Con la infanta Cristina hemos aprendido que el amor no es un eximente legal. Aunque por amor bien puedes verte en un jaleo como la copa de un palacio, y toparte de frente con la Ley. Es el caso. Que parece que ya se ha acabado, pero que empieza, porque ahí está Don Iñaki, a la espera de cumplir condena. Pero esto es otro caso, el “Caso Nóos”.

Hoy no hay condena a cumplir, sino años. Porque la Infanta cumple 52 el 13 de junio. Desde hace unos años es una ausente muy presente, porque el gentío está al acecho de si asoma o no en las cosas de la monarquía, con lo que amarga un poco o un mucho la foto a Don Felipe, o a quien toque. Desde hace unos años, hemos entendido que es mujer a la antigua, porque no se enteraba de si hacía o deshacía su marido. A la antigua, sí, porque ella firmaba aquí y allí, ciega de amor.

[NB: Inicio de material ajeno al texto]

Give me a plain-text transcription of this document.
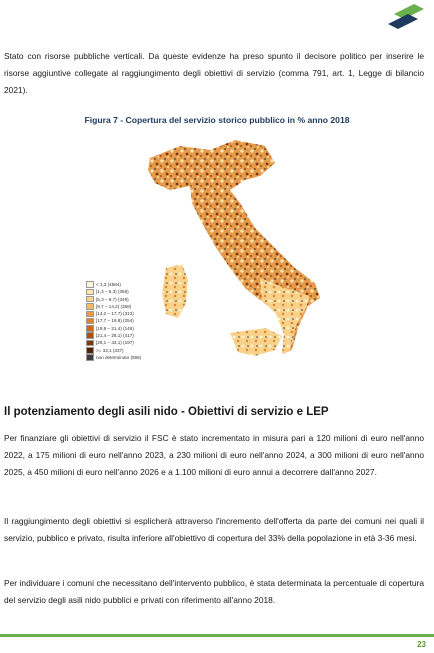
Stato con risorse pubbliche verticali. Da queste evidenze ha preso spunto il decisore politico per inserire le risorse aggiuntive collegate al raggiungimento degli obiettivi di servizio (comma 791, art. 1, Legge di bilancio 2021).

Figura 7 - Copertura del servizio storico pubblico in % anno 2018
< 1,3 (4584)
[1,3 – 5,3) (356)
[5,3 – 9,7) (349)
[9,7 – 14,2) (358)
[14,2 – 17,7) (313)
[17,7 – 19,8) (254)
[19,8 – 21,4) (146)
[21,4 – 28,1) (417)
[28,1 – 33,1) (197)
>= 33,1 (337)
non determinato (595)
Il potenziamento degli asili nido - Obiettivi di servizio e LEP

Per finanziare gli obiettivi di servizio il FSC è stato incrementato in misura pari a 120 milioni di euro nell'anno 2022, a 175 milioni di euro nell'anno 2023, a 230 milioni di euro nell'anno 2024, a 300 milioni di euro nell'anno 2025, a 450 milioni di euro nell'anno 2026 e a 1.100 milioni di euro annui a decorrere dall'anno 2027.

Il raggiungimento degli obiettivi si esplicherà attraverso l'incremento dell'offerta da parte dei comuni nei quali il servizio, pubblico e privato, risulta inferiore all'obiettivo di copertura del 33% della popolazione in età 3-36 mesi.

Per individuare i comuni che necessitano dell'intervento pubblico, è stata determinata la percentuale di copertura del servizio degli asili nido pubblici e privati con riferimento all'anno 2018.

23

El Rey revocó en su momento el título de duquesa de Palma a su hermana, y Doña Cristina aseguraba que la iniciativa era de ella misma, vía epístola. Pidió que la titularan ex duquesa justo cuando ya estaba en marcha todo el papeleo de la extinción de la titulación. La carta circuló por ahí, y vimos que la prosa, pretendidamente aclaratoria, encubría un cabreo. Era como un tuit pero en papel timbrado.

Felipe VI tuvo que regalarle aquel papeleo crudo, porque no quedaba otra. La monarquía tenía que ganarse una foto de pulcritud, y en ese encuadre de nueva época sólo cabían Don Felipe, Doña Letizia, y la descendencia dorada. Y así hasta hoy. La Infanta ha sido “un martirio” para la corona, y luego una chica de tesón que acompaña a su marido hasta el infierno, si hace falta. Ahora cumple ya unos años y lo mismo se toma un día de fiesta, que es como poner su vida entre paréntesis. Al menos, un rato.

“Ojalá el futuro le sea leve. O sea, ojalá que el pasado acabe pronto”

La rosa: Ha sido la primera Infanta de España que se ha sometido al interrogatorio puro y duro de un juez. Ha tenido a la familia, o sea, a la monarquía, en un susto.
El látigo: Lleva con el gesto torcido, y duro, su apartamiento de los oficios de familia. Pero qué se le va a hacer. Entre ser Infanta de España, y ser consorte amantísima de Urdangarín ha preferido esto último.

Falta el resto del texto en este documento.